Representatives from groups advocating for better minority participation in elections were omnipresent at commission hearings making their political case. But the role of the Redistricting Commission is to draw new district boundaries that balance the population shifts since the last U.S. Census in 2000, while also respecting community boundaries that are sometimes difficult to ascertain.

Commissioner Tom Huff, the appointee of Republicans in the State House, does not see that the proposal for making the new 10th CD a majority-minority district conflicts with the Commission’s obligations.

“The final negotiation will be interesting,” Huff told NW Daily Marker. “But the lines as drawn are pretty workable.”

Huff suggested that the new lines penciled in for a district where people of color would be in the majority is simply a recognition of demographic changes in the region that have taken place in the last ten years.

“We’ve had a tremendous increase in the population of minorities, and particularly in those areas, and that’s a different dynamic than we had in 2001,” Huff said. “We are catching up to the times.”

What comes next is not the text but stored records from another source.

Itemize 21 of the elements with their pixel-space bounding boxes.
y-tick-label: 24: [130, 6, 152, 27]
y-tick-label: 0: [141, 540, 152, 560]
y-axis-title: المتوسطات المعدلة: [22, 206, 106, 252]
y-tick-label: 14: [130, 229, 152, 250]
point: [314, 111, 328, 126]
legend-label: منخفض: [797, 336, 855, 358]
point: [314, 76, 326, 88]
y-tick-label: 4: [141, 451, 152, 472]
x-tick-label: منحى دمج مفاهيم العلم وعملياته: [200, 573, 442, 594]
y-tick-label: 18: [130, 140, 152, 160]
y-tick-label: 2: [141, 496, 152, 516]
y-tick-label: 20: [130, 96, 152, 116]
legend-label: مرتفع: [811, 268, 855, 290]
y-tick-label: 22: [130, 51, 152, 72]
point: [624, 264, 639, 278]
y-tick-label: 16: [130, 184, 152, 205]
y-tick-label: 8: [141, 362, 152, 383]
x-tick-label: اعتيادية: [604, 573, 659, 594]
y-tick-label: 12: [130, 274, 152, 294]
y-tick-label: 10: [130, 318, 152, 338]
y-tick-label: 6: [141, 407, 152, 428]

Catching up to the times, indeed, but not necessarily lurching into uncharted territory. Majority-minority legislative districts have been in place around the state, but have failed in many cases to magically generate the kind of participation from minority communities that proponents suggest.

“When you talk about legislative districts, we already have a number of them in the state. That hasn’t made a whole lot of difference in who’s representing them,” Huff said. “That’s very true in Yakima… and in some of the Seattle suburbs. The 37th [legislative district] is an example.”

“It’s not necessarily going to assure them that they’re going to have a person of color representing them,” Huff added.

The fact that the proposed 10th CD sits on territory that is primarily Democrat-controlled could be at the heart of why some Democratic politicians see its formation as a double-edged sword. Redistricting always holds potential for the out-party to connect with different voters. In the case of South Seattle, if minorities are truly feeling underrepresented by their state and congressional representatives, the door could be open for Republicans to begin a dialogue with disaffected voters.

The Washington State Redistricting Commission is scheduled to release their proposed maps for congressional and legislative districts Tuesday after a morning meeting in Olympia.